Как бы я жила при всех этих перипетиях? Сделала бы карьеру – в какой-нибудь школе, в каком-нибудь издательстве или культурном, а может, научном учреждении? Потом встала бы им поперек горла, нажила себе кучу проблем, загремела на два-три года на производство? Нашла бы в конце концов свою нишу, как это сделали многие? Мне нравились иностранные языки, девочкой я переписывалась с казахским школьником. Я могла бы выучить казахский язык и переводить казахскую литературу на немецкий, а параллельно писать стихи. Неплохая жизнь? Вполне возможно, я благополучно жила бы в своей нише, в спокойствии и печали, а в ноябре 1989 года даже смогла бы стать счастливой.

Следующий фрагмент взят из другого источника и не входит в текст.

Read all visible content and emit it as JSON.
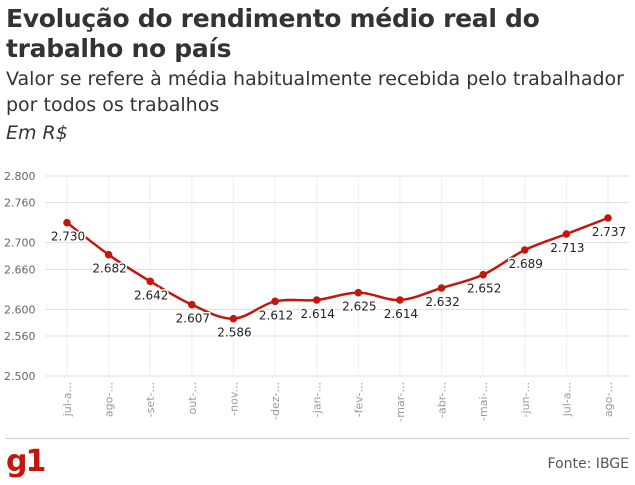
{
  "header": {
    "title": "Evolução do rendimento médio real do trabalho no país",
    "subtitle": "Valor se refere à média habitualmente recebida pelo trabalhador por todos os trabalhos",
    "unit": "Em R$"
  },
  "chart_data": {
    "type": "line",
    "categories": [
      "jul-a...",
      "ago-...",
      "-set-...",
      "out-...",
      "-nov...",
      "-dez-...",
      "-jan-...",
      "-fev-...",
      "-mar-...",
      "-abr-...",
      "-mai-...",
      "-jun-...",
      "jul-a...",
      "ago-..."
    ],
    "series": [
      {
        "values": [
          2730,
          2682,
          2642,
          2607,
          2586,
          2612,
          2614,
          2625,
          2614,
          2632,
          2652,
          2689,
          2713,
          2737
        ],
        "labels": [
          "2.730",
          "2.682",
          "2.642",
          "2.607",
          "2.586",
          "2.612",
          "2.614",
          "2.625",
          "2.614",
          "2.632",
          "2.652",
          "2.689",
          "2.713",
          "2.737"
        ]
      }
    ],
    "yticks": [
      2500,
      2560,
      2600,
      2660,
      2700,
      2760,
      2800
    ],
    "ytick_labels": [
      "2.500",
      "2.560",
      "2.600",
      "2.660",
      "2.700",
      "2.760",
      "2.800"
    ],
    "ylim": [
      2500,
      2800
    ],
    "line_color": "#c4170c",
    "grid": true
  },
  "footer": {
    "logo": "g1",
    "source": "Fonte: IBGE"
  }
}
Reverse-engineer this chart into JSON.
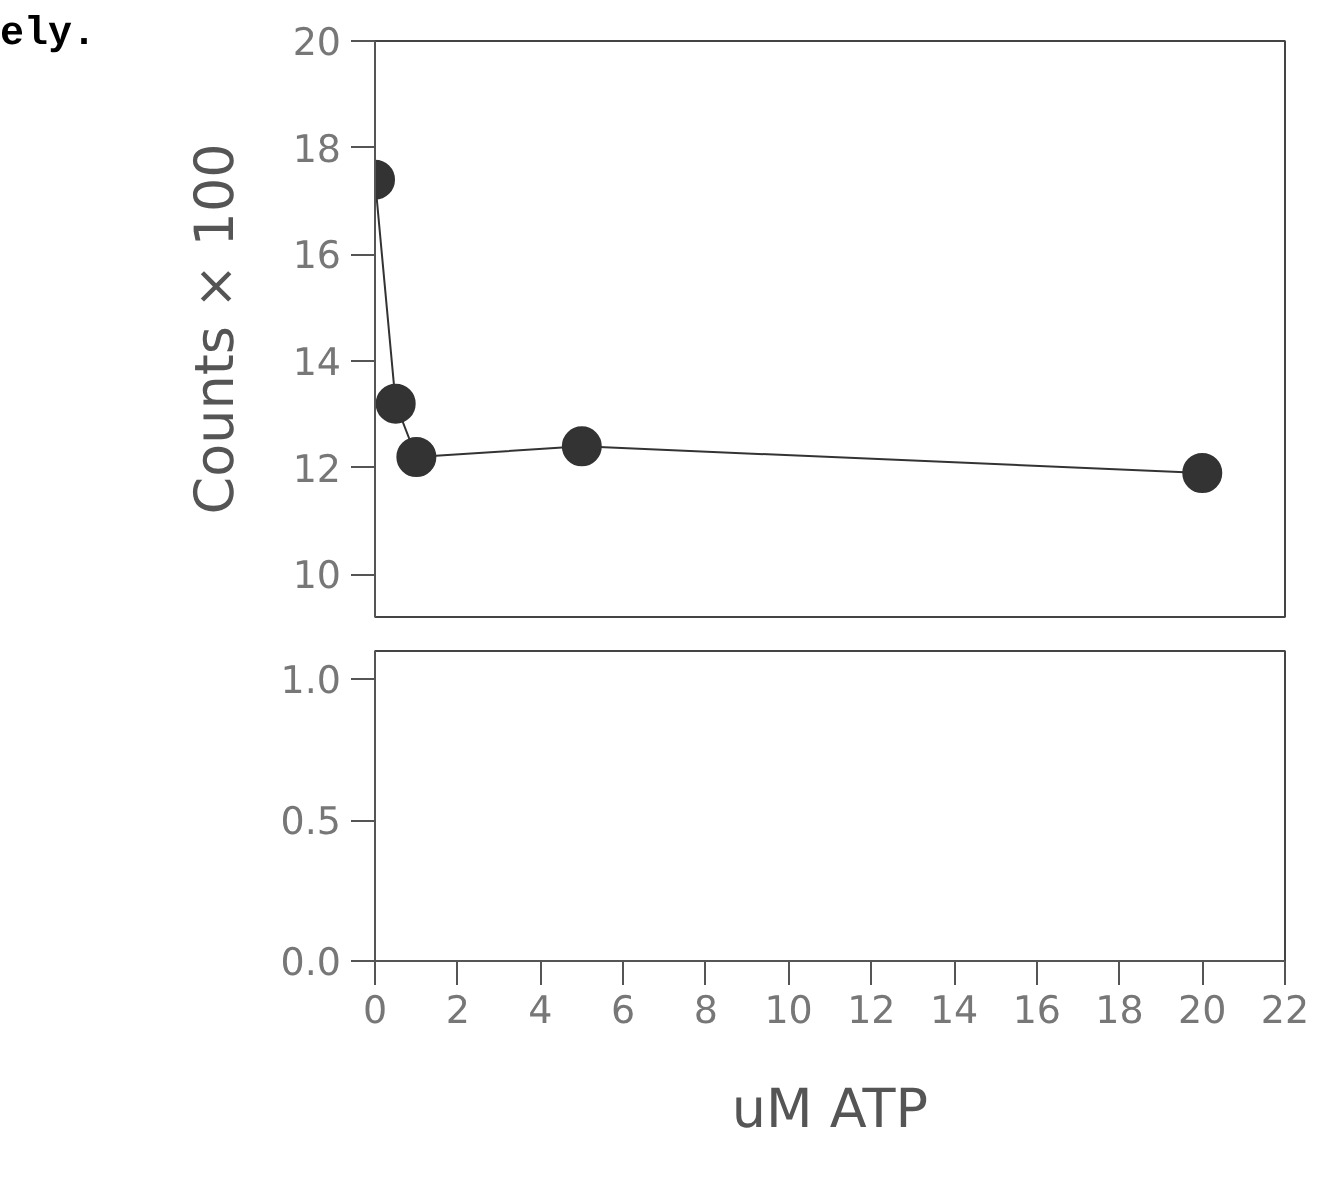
{
  "chart_data": [
    {
      "type": "line",
      "ylabel": "Counts × 100",
      "annotations": [
        "ely."
      ],
      "x": [
        0,
        0.5,
        1,
        5,
        20
      ],
      "series": [
        {
          "color": "#333333",
          "values": [
            17.4,
            13.2,
            12.2,
            12.4,
            11.9
          ]
        }
      ],
      "xlim": [
        0,
        22
      ],
      "ylim": [
        9.2,
        20
      ],
      "yticks": [
        10,
        12,
        14,
        16,
        18,
        20
      ],
      "tick_labels": "y",
      "marker": "circle",
      "line_style": "solid",
      "grid": false
    },
    {
      "type": "line",
      "xlabel": "uM ATP",
      "xlim": [
        0,
        22
      ],
      "xticks": [
        0,
        2,
        4,
        6,
        8,
        10,
        12,
        14,
        16,
        18,
        20,
        22
      ],
      "ylim": [
        0,
        1.1
      ],
      "yticks": [
        {
          "value": 0,
          "label": "0.0"
        },
        {
          "value": 0.5,
          "label": "0.5"
        },
        {
          "value": 1,
          "label": "1.0"
        }
      ]
    }
  ]
}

Но в 1990 году и Берлинская весна, и гласность, и перестройка в Германии тоже кончились. И про «нишу» в 1990 году тоже пришлось бы забыть. Казахская литература в немецком переводе никому была бы уже не нужна, маленькое издательство, которое печатало бы мои стихи, обанкротилось бы, а дом в Пренцлауерберге, в котором я снимала бы дешевую квартиру, купил и превратил бы в элитарное жилье какой-нибудь инвестор. Что бы я тогда делала? Перебралась бы в Марцан [11] и стала бы жить на социальную помощь?